Loss of heterozygosity (LOH) is a frequent event in cancer, that is caused by larger chromosomal deletions in cancer cells due to genetic instability [TS1] (Mertens et al., 1997). Thus heterozygous individuals become hemi- or homozygous for certain genes, which might change the phenotype of a cancer cell compared to normal cells (Muller et al., 2012), (Dey et al., 2017). This change might create an opportunity to selectively target cancer cells while sparing normal cells ( Rendo et al., 2020).

Methods

To find potential drug targets, data from the 1000 Genomes project was analyzed to identify prevalent constitutional loss-of-function (LoF) SNPs in coding regions causing truncating or splice site mutations with allele frequency >0.5[TS1] [NR2] %, heterozygosity between 10% and 90% of potential relevance in cancer cells. The drug metabolic gene CYP2D6 was selected and isogenic cell models were established in HEK293T and HepG2 cells. A chemical library of a total of 525 compounds was screened using HEK293T cells harboring a functional or loss-of-function CYP2D6 enzyme. Final hits with LoF-selective toxicity were confirmed on the HepG2 cell model and patient-derived hepatocellular carcinoma organoids.

Results

We identified 60 genes with prevalent constitutional LoF variants and the CYP2D6 enzyme was selected for further work due to its well known drug metabolic activity and the high frequency of 22q13 loss in cancers (Mertens et al., 1997). We observed a consistent pattern of responses to Rucaparib, the known CYP2D6 substrate (Zhao, Long and Wang, 2022), on both established HEK293T and HepG2 cell models, suggesting the robustness of our cell models. Three compounds with selective toxicity towards HepG2 and HEK293 cells lacking CYP2D6 activity were identified.

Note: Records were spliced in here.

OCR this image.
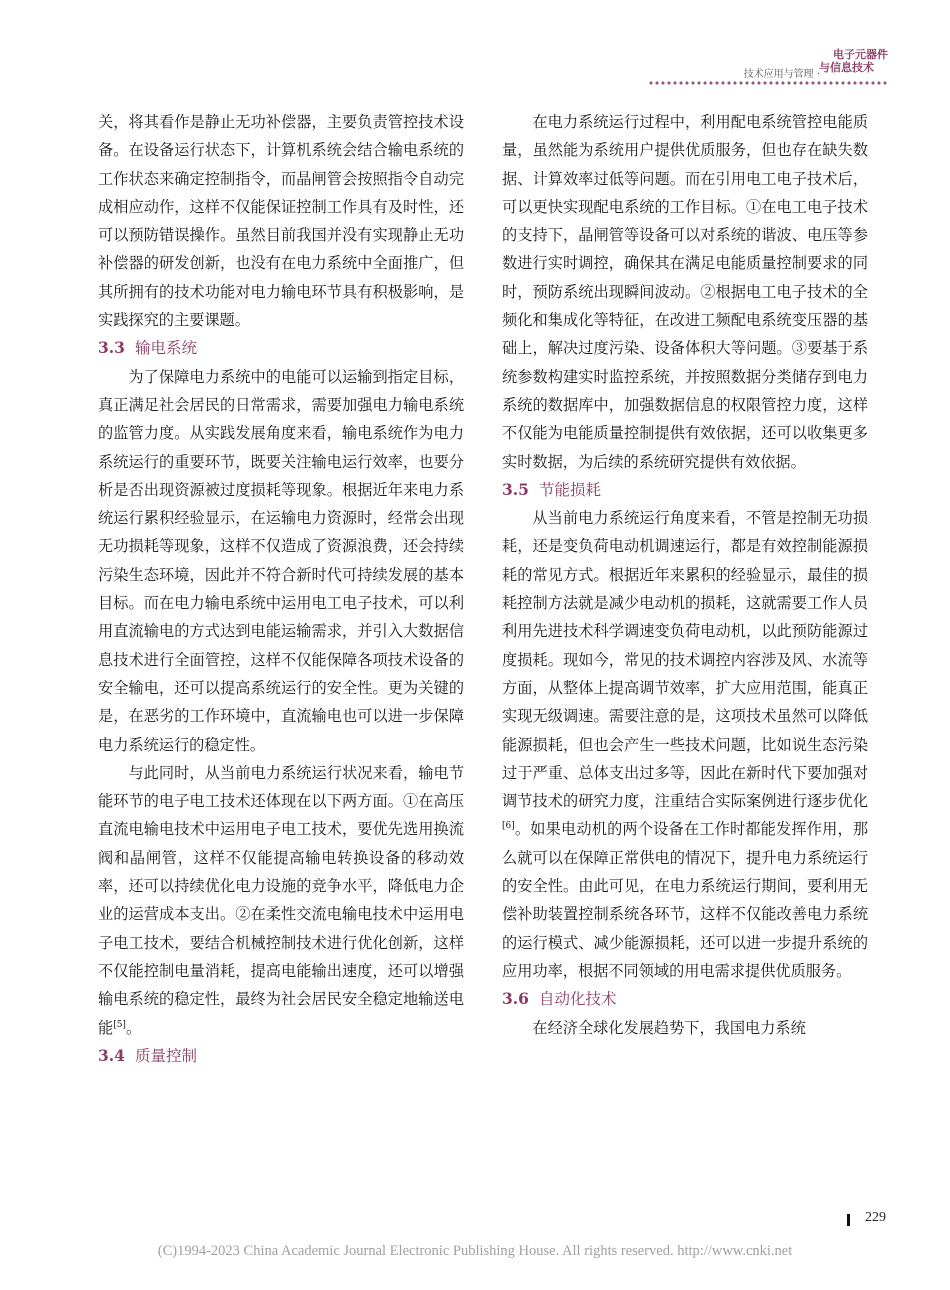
技术应用与管理 ·
电子元器件
与信息技术

关，将其看作是静止无功补偿器，主要负责管控技术设备。在设备运行状态下，计算机系统会结合输电系统的工作状态来确定控制指令，而晶闸管会按照指令自动完成相应动作，这样不仅能保证控制工作具有及时性，还可以预防错误操作。虽然目前我国并没有实现静止无功补偿器的研发创新，也没有在电力系统中全面推广，但其所拥有的技术功能对电力输电环节具有积极影响，是实践探究的主要课题。

3.3 输电系统

为了保障电力系统中的电能可以运输到指定目标，真正满足社会居民的日常需求，需要加强电力输电系统的监管力度。从实践发展角度来看，输电系统作为电力系统运行的重要环节，既要关注输电运行效率，也要分析是否出现资源被过度损耗等现象。根据近年来电力系统运行累积经验显示，在运输电力资源时，经常会出现无功损耗等现象，这样不仅造成了资源浪费，还会持续污染生态环境，因此并不符合新时代可持续发展的基本目标。而在电力输电系统中运用电工电子技术，可以利用直流输电的方式达到电能运输需求，并引入大数据信息技术进行全面管控，这样不仅能保障各项技术设备的安全输电，还可以提高系统运行的安全性。更为关键的是，在恶劣的工作环境中，直流输电也可以进一步保障电力系统运行的稳定性。

与此同时，从当前电力系统运行状况来看，输电节能环节的电子电工技术还体现在以下两方面。①在高压直流电输电技术中运用电子电工技术，要优先选用换流阀和晶闸管，这样不仅能提高输电转换设备的移动效率，还可以持续优化电力设施的竞争水平，降低电力企业的运营成本支出。②在柔性交流电输电技术中运用电子电工技术，要结合机械控制技术进行优化创新，这样不仅能控制电量消耗，提高电能输出速度，还可以增强输电系统的稳定性，最终为社会居民安全稳定地输送电能[5]。

3.4 质量控制

在电力系统运行过程中，利用配电系统管控电能质量，虽然能为系统用户提供优质服务，但也存在缺失数据、计算效率过低等问题。而在引用电工电子技术后，可以更快实现配电系统的工作目标。①在电工电子技术的支持下，晶闸管等设备可以对系统的谐波、电压等参数进行实时调控，确保其在满足电能质量控制要求的同时，预防系统出现瞬间波动。②根据电工电子技术的全频化和集成化等特征，在改进工频配电系统变压器的基础上，解决过度污染、设备体积大等问题。③要基于系统参数构建实时监控系统，并按照数据分类储存到电力系统的数据库中，加强数据信息的权限管控力度，这样不仅能为电能质量控制提供有效依据，还可以收集更多实时数据，为后续的系统研究提供有效依据。

3.5 节能损耗

从当前电力系统运行角度来看，不管是控制无功损耗，还是变负荷电动机调速运行，都是有效控制能源损耗的常见方式。根据近年来累积的经验显示，最佳的损耗控制方法就是减少电动机的损耗，这就需要工作人员利用先进技术科学调速变负荷电动机，以此预防能源过度损耗。现如今，常见的技术调控内容涉及风、水流等方面，从整体上提高调节效率，扩大应用范围，能真正实现无级调速。需要注意的是，这项技术虽然可以降低能源损耗，但也会产生一些技术问题，比如说生态污染过于严重、总体支出过多等，因此在新时代下要加强对调节技术的研究力度，注重结合实际案例进行逐步优化[6]。如果电动机的两个设备在工作时都能发挥作用，那么就可以在保障正常供电的情况下，提升电力系统运行的安全性。由此可见，在电力系统运行期间，要利用无偿补助装置控制系统各环节，这样不仅能改善电力系统的运行模式、减少能源损耗，还可以进一步提升系统的应用功率，根据不同领域的用电需求提供优质服务。

3.6 自动化技术

在经济全球化发展趋势下，我国电力系统

229
(C)1994-2023 China Academic Journal Electronic Publishing House. All rights reserved. http://www.cnki.net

One of them is currently available for use in clinical oncology and further confirmed on the patient-derived hepatocellular carcinoma organoids.

Conclusions

LOH in CYP2D6 gene can potentially guide drug use in cancer precision medicine and merits further clinical evaluation.

Clinical trial identification

Editorial acknowledgement

Legal entity responsible for the study

The authors.

Funding

Cancerfonden.

Disclosure

All authors have declared no conflicts of interest.